Python：捕获对内存中文件的所有写入

Question

Is there some way to "capture" all attempted writes to a particular file /my/special/file , and instead write that to a BytesIO or StringIO object instead, or some other way to get that output without actually writing to disk? 有没有办法“捕获”所有尝试写入特定文件/my/special/file ，而是将其写入BytesIO或StringIO对象，或者以其他方式获取该输出而不实际写入磁盘？

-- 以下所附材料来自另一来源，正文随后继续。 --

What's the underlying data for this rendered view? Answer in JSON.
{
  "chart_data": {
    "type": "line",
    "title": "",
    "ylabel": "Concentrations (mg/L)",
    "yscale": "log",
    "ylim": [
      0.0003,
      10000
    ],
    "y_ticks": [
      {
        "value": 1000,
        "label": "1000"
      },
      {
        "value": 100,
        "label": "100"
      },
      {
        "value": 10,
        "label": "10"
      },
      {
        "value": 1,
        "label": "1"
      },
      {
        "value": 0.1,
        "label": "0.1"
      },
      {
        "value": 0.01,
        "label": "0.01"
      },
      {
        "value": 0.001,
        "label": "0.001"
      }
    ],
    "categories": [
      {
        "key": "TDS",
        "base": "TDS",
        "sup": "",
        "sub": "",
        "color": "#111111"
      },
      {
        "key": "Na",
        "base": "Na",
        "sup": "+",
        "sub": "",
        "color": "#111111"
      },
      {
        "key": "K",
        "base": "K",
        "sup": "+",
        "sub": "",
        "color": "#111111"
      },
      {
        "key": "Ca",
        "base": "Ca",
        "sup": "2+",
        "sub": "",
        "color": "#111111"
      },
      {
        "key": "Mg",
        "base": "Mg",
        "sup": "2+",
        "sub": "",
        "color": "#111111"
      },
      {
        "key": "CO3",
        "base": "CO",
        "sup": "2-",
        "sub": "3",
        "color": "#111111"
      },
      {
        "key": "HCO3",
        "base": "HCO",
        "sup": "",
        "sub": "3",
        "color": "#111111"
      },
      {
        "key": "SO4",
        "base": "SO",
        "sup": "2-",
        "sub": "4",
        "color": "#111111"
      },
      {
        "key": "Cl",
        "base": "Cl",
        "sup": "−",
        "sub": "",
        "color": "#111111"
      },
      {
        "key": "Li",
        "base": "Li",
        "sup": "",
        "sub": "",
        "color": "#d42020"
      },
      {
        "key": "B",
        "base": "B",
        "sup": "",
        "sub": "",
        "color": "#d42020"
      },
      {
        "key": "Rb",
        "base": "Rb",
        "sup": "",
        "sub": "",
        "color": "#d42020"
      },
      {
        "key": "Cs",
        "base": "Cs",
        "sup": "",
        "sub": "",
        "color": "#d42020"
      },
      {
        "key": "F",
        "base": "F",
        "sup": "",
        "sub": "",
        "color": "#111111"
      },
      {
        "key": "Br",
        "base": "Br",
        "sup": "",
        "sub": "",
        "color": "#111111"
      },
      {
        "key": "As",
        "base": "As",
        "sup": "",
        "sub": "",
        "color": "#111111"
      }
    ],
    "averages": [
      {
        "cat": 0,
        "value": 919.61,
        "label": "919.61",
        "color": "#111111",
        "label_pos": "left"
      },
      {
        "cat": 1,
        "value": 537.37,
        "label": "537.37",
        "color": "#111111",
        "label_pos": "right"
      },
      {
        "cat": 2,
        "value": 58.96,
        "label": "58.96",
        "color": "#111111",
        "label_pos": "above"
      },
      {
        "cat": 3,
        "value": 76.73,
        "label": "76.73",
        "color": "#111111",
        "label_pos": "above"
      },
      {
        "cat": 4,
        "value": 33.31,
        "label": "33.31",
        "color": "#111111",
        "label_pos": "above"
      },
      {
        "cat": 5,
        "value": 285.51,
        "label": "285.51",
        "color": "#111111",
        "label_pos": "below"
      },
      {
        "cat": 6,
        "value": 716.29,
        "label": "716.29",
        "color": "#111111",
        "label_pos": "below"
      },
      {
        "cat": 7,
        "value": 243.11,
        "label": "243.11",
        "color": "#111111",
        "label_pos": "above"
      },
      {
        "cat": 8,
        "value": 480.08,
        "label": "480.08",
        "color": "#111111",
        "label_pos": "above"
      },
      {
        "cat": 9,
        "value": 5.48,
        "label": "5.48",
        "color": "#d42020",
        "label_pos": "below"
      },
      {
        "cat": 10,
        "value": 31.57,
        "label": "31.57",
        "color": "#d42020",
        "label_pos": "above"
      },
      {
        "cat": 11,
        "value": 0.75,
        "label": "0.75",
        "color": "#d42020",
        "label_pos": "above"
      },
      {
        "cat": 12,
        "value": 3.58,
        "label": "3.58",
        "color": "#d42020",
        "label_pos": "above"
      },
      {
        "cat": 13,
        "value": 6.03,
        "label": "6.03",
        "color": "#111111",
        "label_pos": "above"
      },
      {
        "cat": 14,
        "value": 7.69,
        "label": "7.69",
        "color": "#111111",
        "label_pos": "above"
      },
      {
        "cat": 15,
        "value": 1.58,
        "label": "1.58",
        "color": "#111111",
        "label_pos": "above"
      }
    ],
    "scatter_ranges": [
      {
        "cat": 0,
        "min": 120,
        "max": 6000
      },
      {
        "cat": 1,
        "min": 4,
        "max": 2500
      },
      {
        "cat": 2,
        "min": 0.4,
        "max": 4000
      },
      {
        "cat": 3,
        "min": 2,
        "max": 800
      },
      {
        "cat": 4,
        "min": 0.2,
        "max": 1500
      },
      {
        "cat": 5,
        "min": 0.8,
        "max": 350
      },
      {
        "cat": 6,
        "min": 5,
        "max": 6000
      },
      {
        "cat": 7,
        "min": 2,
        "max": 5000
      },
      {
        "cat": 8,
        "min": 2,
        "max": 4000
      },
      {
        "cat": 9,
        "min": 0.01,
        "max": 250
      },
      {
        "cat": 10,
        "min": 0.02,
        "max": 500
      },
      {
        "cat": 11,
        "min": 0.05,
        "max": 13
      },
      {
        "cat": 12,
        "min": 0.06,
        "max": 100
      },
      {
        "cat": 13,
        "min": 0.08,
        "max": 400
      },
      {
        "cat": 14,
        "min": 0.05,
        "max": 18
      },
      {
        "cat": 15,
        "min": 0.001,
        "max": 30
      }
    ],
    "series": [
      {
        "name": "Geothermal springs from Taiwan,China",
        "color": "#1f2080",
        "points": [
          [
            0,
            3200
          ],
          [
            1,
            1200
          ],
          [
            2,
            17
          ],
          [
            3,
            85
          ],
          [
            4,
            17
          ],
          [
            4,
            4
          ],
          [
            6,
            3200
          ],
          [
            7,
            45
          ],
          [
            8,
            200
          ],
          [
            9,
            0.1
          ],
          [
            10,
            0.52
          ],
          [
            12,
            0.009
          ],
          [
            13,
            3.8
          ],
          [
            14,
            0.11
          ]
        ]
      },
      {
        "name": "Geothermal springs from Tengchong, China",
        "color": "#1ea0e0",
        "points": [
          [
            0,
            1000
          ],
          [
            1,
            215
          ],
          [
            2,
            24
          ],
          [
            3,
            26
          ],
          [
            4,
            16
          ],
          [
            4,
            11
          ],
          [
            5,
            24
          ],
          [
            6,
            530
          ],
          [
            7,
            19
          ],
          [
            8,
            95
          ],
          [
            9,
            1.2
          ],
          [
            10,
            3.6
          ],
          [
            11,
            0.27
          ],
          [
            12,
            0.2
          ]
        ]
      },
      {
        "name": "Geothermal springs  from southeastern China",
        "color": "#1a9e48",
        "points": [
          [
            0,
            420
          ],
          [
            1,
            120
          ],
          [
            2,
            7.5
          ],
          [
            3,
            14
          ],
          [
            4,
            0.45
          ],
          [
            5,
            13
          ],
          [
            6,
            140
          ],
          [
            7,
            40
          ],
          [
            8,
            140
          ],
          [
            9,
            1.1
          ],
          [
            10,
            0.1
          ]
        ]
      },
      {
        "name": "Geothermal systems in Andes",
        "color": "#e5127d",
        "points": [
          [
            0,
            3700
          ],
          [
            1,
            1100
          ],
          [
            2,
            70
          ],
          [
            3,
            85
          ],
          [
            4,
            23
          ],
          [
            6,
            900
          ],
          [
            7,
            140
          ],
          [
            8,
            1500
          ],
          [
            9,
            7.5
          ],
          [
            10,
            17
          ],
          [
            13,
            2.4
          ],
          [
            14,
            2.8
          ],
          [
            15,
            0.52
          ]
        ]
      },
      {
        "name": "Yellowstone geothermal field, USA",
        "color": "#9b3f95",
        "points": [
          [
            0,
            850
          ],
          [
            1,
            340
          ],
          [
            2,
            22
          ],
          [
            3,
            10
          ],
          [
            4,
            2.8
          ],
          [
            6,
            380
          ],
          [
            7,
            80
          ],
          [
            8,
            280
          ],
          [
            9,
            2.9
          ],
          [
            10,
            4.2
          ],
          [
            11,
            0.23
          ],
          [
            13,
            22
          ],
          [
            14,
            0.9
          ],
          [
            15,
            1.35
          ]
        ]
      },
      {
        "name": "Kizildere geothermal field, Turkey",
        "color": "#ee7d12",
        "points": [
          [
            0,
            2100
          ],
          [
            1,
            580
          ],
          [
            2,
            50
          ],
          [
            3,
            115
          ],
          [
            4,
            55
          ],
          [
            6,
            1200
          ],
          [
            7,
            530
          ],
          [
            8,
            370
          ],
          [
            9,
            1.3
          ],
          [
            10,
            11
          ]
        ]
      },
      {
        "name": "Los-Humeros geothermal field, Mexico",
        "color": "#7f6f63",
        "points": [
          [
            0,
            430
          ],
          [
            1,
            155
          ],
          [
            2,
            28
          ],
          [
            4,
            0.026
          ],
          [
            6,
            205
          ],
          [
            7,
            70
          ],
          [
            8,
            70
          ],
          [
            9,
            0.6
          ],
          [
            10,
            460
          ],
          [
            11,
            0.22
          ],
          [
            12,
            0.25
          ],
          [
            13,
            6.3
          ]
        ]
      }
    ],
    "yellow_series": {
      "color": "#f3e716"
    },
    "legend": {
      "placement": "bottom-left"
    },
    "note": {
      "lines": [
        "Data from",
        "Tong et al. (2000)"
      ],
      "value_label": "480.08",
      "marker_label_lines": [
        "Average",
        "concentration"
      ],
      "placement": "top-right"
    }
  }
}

The use case is: there's a 'handler' function, whose contract is that it should write its output to /my/special/file . 用例是：有一个'handler'函数，它的合同是它应该将它的输出写入/my/special/file 。 I don't have any control over this handler function -- I don't write it, I don't know its contents and I can't change its contents, and the contract cannot change. 我没有任何控制这个handler函数 - 我不写它，我不知道它的内容，我不能改变它的内容，合同不能改变。 I'd like to be able to do something like this: 我希望能够做到这样的事情：

# 'output' has whatever 'handler' has written to `/my/special/file`
output = handler.run(data)

Even if this is an odd request, I'd like to be able to do this even with a 'hackier' answer. 即使这是一个奇怪的请求，我也希望能够做到这一点，即使有一个“hackier”的答案。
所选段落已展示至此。